There will be a reduced membership rule threshold for these wholesale funds, with the minimum number of members required to meet the MIT definition falling from 50 to 30; and a special rule for counting the number of members that can be attributed to holdings by superannuation funds and specific other collective investment vehicles to determine whether the wholesale fund is widely held.

A greater flexibility for MITs will be allowed to apply an alternative test to the widely held test during start-up and wind-down phases, to better reflect the fact that MITs may have certain different characteristics during those phases.

"This package of changes will ensure access to the new MIT regime for a range of trusts that were previously either excluded or whose access was in question," the Assistant Treasurer added. "This will help to simplify tax laws and reduce compliance costs for the managed funds industry."

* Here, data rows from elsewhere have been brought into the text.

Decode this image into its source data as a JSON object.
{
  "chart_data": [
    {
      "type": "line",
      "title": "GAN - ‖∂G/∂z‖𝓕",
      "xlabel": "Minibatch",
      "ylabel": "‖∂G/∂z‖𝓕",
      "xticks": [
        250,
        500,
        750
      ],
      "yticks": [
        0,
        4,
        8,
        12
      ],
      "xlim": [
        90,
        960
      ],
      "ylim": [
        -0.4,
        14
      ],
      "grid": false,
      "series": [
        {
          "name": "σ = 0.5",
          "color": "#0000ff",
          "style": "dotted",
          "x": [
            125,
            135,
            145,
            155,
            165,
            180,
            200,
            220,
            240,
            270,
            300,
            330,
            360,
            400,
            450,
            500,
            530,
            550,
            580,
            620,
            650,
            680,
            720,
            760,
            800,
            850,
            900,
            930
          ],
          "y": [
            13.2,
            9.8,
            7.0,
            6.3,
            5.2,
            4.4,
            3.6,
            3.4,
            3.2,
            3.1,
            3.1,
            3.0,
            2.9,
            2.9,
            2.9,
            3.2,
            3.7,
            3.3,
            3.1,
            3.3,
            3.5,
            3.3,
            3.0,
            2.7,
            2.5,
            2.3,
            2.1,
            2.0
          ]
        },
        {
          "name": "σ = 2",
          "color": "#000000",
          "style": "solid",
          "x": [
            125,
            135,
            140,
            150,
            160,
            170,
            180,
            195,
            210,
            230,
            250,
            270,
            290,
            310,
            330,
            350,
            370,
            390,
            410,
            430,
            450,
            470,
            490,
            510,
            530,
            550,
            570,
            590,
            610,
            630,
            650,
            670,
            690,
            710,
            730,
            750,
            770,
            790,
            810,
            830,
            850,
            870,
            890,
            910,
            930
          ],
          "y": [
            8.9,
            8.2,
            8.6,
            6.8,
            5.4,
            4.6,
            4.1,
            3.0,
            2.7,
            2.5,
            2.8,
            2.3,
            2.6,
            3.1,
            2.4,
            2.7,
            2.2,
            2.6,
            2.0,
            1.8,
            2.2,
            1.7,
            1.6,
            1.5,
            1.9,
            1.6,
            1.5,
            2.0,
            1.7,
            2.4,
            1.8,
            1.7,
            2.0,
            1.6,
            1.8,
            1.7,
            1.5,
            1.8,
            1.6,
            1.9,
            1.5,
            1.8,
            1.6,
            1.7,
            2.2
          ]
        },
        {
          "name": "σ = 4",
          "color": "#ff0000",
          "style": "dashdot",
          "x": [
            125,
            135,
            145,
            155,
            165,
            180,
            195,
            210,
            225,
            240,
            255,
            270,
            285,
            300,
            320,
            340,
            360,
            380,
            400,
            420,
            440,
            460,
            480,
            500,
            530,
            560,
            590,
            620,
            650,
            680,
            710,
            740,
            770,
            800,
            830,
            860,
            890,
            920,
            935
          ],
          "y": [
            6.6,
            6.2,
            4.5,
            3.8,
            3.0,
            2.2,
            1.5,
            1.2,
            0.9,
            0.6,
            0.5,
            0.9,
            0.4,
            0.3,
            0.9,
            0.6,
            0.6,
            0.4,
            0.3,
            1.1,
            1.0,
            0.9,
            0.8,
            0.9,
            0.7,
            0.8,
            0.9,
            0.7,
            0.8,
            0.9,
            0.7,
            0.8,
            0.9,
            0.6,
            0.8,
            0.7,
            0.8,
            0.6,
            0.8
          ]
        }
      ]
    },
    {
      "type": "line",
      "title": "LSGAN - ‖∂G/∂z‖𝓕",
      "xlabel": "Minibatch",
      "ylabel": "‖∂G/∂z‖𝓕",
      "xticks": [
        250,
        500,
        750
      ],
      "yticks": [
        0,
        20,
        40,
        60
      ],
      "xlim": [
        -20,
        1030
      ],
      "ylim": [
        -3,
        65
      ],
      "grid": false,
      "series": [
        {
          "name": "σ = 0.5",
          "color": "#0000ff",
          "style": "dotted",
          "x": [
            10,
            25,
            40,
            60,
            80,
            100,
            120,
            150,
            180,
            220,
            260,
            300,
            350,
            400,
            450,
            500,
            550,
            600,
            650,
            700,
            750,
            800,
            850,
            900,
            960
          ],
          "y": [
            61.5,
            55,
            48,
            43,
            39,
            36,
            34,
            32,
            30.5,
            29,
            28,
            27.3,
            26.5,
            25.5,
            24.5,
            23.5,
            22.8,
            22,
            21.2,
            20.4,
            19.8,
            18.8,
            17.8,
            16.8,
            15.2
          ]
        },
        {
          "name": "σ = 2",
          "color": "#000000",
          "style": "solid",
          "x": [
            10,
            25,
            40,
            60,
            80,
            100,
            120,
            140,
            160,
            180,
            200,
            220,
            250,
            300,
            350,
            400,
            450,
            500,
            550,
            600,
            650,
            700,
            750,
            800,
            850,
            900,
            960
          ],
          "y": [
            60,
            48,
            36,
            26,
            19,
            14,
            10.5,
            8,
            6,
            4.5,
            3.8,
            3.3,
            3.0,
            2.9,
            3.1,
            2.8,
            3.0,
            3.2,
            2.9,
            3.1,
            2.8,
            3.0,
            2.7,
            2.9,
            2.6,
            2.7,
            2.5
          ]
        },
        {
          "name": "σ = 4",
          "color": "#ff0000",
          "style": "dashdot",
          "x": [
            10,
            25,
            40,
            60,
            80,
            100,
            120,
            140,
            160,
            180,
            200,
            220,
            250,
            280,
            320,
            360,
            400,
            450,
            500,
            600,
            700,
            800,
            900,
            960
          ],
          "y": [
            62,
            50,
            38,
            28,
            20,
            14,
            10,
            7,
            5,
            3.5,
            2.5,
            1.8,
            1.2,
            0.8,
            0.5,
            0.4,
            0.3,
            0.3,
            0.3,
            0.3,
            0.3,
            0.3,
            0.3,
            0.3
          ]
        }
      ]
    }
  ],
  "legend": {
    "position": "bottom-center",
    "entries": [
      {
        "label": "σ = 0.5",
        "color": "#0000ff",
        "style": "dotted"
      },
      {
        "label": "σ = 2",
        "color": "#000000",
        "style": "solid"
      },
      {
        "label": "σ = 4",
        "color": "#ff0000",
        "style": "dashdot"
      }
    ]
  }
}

The new legislation also contains a number of integrity measures aimed at ensuring access to the MIT withholding tax arrangements and capital account election rules is focused on trusts that are appropriately widely held collective investment vehicles carrying on passive investment activities.

As such, the new definition includes a requirement that a retail MIT be either a listed trust or have 50 or more members to qualify as a widely held MIT, and that those 50 members be direct members of that retail MIT rather than traced members of investors in the retail MIT.

In addition, there will be a cap on individual foreign resident ownership of no more than 10% of the fund to be applied as a requirement to qualify as an MIT, together with a requirement that the fund is only engaged in passive investment activities – broadly that it is not a trading trust.

Furthermore, to support the Australian funds management industry, the new definition includes a requirement, for MIT withholding tax purposes, that the investment management activities of the fund are carried out in Australia.

There are transitional arrangements in that the legislation includes a special rule so that these changes to the definition of an MIT will not unfairly disadvantage existing investors and funds that qualified as MITs for withholding tax purposes prior to these changes. Such funds will still be able to qualify as MITs for withholding tax purposes for the next five years.

"Overall the amendments introduced today will support the Australian funds management industry and further boost Australia's ability to attract and retain foreign capital," Sherry concluded.